Em sua opinião, embora dificilmente as partes deixem o cessar-fogo por mais "reprovável e doloroso" que seja o crime, o ELN "não entendeu" os "problemas de apoio" nas negociações, e que um crime assim "só faz minar essa confiança com um governo enfraquecido".
A menos de um ano de deixar o poder, Juan Manuel Santos tentar levar à frente os diálogos com o ELN e avança, entre tropeços, na implementação do acordo que levou ao desarme e transformação em partido político da guerrilha marxista Farc.
Santos enfrenta não apenas o rechaço da oposição em seu esforço de paz como a deterioração da coalizão do governo no Congresso, fundamental para a aprovação das leis e reformas que surgem dos acordos.
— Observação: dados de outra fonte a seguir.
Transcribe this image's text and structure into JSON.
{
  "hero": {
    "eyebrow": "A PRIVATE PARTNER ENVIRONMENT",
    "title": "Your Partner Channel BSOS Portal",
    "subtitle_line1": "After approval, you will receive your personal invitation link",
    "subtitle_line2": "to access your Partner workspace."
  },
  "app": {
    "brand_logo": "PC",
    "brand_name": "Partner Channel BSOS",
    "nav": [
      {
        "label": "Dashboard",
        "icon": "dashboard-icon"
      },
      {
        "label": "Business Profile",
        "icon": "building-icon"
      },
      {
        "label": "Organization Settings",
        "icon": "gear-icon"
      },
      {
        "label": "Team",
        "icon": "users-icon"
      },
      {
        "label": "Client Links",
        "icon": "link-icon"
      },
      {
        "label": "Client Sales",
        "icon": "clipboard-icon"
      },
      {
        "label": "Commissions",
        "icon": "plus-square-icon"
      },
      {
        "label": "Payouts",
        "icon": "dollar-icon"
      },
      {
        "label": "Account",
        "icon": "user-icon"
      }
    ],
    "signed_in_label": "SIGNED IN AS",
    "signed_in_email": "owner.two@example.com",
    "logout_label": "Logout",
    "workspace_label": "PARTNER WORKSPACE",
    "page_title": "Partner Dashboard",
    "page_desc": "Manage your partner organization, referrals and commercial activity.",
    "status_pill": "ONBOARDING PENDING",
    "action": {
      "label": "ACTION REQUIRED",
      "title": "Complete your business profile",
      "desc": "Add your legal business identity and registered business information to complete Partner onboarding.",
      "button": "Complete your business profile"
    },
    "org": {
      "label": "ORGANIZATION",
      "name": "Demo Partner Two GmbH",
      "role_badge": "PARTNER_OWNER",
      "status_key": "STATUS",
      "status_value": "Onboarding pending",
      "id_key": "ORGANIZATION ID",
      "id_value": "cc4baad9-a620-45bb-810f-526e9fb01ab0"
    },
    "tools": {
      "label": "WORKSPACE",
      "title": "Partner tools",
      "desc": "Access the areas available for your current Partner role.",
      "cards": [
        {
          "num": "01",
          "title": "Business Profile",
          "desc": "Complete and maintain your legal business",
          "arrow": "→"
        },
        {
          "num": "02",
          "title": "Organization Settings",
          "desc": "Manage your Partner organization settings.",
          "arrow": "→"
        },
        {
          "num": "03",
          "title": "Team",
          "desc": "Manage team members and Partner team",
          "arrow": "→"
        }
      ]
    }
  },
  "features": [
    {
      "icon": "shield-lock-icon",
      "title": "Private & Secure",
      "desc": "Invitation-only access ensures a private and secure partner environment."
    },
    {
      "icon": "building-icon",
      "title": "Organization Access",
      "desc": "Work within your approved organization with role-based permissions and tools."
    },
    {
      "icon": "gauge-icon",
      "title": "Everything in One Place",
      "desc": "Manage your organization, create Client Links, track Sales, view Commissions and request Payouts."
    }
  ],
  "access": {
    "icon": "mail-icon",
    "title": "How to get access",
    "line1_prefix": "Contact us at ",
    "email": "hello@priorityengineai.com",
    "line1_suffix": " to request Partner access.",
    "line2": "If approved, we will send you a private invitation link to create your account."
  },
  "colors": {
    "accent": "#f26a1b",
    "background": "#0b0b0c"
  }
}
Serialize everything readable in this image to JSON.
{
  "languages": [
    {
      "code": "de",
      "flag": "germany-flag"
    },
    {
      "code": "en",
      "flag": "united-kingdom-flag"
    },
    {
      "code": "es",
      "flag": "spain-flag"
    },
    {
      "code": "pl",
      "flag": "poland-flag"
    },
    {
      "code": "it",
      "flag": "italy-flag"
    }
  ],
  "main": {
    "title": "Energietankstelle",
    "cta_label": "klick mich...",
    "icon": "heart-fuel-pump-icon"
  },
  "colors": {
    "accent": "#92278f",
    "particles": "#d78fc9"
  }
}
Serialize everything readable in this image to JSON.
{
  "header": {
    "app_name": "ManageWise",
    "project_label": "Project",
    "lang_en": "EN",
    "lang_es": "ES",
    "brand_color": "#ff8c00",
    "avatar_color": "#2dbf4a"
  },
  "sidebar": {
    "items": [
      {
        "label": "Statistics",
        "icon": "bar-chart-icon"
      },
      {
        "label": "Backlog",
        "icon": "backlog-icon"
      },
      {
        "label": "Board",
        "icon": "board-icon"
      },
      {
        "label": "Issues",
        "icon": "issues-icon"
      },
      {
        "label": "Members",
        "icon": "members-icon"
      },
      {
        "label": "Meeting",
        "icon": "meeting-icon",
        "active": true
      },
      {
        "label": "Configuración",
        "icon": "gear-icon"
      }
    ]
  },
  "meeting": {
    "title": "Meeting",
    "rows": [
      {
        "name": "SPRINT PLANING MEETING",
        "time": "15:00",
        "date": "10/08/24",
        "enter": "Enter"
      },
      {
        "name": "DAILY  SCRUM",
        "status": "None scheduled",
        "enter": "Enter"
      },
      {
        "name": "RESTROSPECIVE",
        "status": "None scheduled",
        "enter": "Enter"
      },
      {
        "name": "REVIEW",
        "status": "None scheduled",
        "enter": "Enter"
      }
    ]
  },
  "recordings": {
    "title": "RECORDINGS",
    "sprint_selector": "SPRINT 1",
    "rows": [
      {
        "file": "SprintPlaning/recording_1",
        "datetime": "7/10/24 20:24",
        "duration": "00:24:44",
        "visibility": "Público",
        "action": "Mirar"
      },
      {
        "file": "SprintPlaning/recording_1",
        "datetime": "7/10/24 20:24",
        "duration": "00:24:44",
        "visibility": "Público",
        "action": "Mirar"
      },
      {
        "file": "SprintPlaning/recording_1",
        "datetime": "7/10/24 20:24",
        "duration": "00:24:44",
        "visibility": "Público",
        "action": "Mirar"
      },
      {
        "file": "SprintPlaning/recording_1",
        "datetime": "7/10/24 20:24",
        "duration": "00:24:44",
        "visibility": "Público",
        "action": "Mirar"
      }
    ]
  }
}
E pelo lado do ELN, o assassinato do governador indígena supõe novas dúvidas sobre a coesão dessa organização armada.
Ao menos a frente envolvida no crime "não decidiu parar totalmente" sua atividade, assinala Frederic Massé, acadêmico especialista em conflito, que acredita que a direção do ELN será obrigada a dar uma resposta pública para além do perdão já enviado.
Uma dura condenação seria "o reconhecimento de que essa frente de guerra ocidental é dissidente", disse à AFP.
Com 1.500 combatentes segundo as autoridades, o ELN é a única guerrilha ativa reconhecida pelo governo, e diferentemente das Farc, tem uma estrutura federada.
"Aqui o que o ELN tem que fazer é ajustar os parafusos e levar alguém da Frente de Guerra Ocidental para as negociações em Quito", acrescenta Ariel Ávila.
Em meio à trégua, as partes instalaram na quarta-feira em Quito o quarto ciclo de negociações de paz no Equador.